10. Of course, the Supreme Court was interpreting Section 10(1)(b) of the Hindu Marriage Act which is as under:--

'has treated the petitioner with such cruelty as to cause a reasonable apprehension in the mind of the petitioner that it will be harmful or injurious for the petitioner to live with the other party.'

while Section 27(1)(d) of the Special Marriage Act is as under:--

'has since the solemnization of the marriage treated the petitioner with cruelty.'

Now the provision in Hindu Marriage Act has been amended by the Marriage Laws Amendment Act, 1976, and Section 10 has been deleted and new section introduced. As per amended Section 13, divorce can be obtained on the ground of cruelty also and Clause (1) (i) (a) is as under:--

'has after the solemnization of the marriage treated the petitioner with cruelty.'

Therefore, the requirement of cruelty under both these Acts is now similar. Mulla on Hindu Law, 14th Edition at page 715 has opined that the legal conception of cruelty and the kind or degree of cruelty necessary to amount to a matrimonial offence has not previously been defined by any statute of the Indian Legislature relating to marriage and divorce, nor has the expression been defined in the Matrimonial Causes Act, 1950, or any earlier enactment in England. The danger of any attempt at giving a comprehensive definition which may cover all cases has been emp'-asiz-ed in a number of decisions. At page 717 he has further opined that even a single act of violence may be of such a grievous and inexcusable nature as by itself to satisfy the test of cruelty. A single Bench of the Punjab High Court in Gurcharan Singh v. Smt.
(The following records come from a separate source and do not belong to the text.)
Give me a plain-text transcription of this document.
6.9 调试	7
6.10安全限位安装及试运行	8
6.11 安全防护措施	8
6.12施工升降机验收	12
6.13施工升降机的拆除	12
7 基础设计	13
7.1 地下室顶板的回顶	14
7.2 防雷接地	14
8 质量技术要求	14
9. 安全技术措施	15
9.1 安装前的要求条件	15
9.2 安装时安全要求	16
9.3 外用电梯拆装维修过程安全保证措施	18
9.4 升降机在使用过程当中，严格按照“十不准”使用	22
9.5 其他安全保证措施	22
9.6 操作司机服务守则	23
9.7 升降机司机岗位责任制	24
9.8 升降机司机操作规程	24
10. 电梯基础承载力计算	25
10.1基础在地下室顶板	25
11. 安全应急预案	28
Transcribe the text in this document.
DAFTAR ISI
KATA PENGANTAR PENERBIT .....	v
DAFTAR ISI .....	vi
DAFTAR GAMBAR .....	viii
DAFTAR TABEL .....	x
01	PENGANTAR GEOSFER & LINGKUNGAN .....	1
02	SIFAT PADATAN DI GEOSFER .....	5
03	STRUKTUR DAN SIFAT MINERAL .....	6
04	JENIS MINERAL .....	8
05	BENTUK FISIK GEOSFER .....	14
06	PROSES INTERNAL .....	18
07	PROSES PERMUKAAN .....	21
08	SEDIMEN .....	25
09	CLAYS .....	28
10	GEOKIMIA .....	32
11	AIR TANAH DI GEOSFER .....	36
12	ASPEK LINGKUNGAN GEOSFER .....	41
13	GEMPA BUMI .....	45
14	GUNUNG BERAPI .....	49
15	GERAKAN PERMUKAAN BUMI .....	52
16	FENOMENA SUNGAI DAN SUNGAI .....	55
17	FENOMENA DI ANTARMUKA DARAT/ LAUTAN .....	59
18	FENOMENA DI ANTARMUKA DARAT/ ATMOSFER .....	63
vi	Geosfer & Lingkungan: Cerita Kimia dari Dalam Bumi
Waryam Kaur, AIR I960 Punj 422 has held as under (at p. 425):--

'Whether or not isolated acts of violence amount to cruelty normally de-pends on the facts and circumstances of each case and the modern tendency of the society is at least to treat with disapproval acts of violence or assault towards women. New rules of social behaviour and conduct must, therefore, be recognised by the Courts in determining what would amount to cruelty in the present set-up, and the court would be disinclined to dismiss lightly the so called isolated acts of violence and assault as not amounting to cruelty, if the victims of such assaults resent and take exception to them.'

11. We are, therefore, inclined to differ with the view of the trial Judge and hold that a single act of violence may come under the mischief of Section 27(1)(d) within the meaning of the words 'has treated with cruelty' provided the violence is of a grievous and inexcusable nature. In the present case, the respondent assaulted the appellant with an iron rod and caused her 4 injuries, one of which was grievous in nature resulted in fracture of right fibula, in presence of their children and others. Because of these injuries, the appellant was confined in the hospital for about 8 months. The parties are educated persons and as has been observed in the Punjab case due to new rules of social behaviour and conduct this act of violence could not be excused or tolerated, by any spouse. The appellant has alleged that after the assault the respondent did not care to attend on her in the hospital though it has been tried to be explained by the respondent that he was prevented from going there by the hospital staff on the instructions of the appellant. The respondent also admits that after the incident the parents of the appellant had come and stayed in his house but he turned them out after a few days. This subsequent conduct further aggravates the matter. Since the time of the assault, the parties have separated and they are living separately. The respondent has behaved in such a cruel manner which the appellant could not endure and forget. It appears that no reconciliation is feasible and it is no longer possible for the parties to live together as husband and wife in spite of the fact that they have got 4 children through their wedlock. We, therefore, see no reason why the petition should, not be allowed and a decree for divorce be granted in her favour.

12. The appeal is allowed and the judgment and decree of the trial Courtare set aside. In the circumstances of the case, there shall be no order as to costs.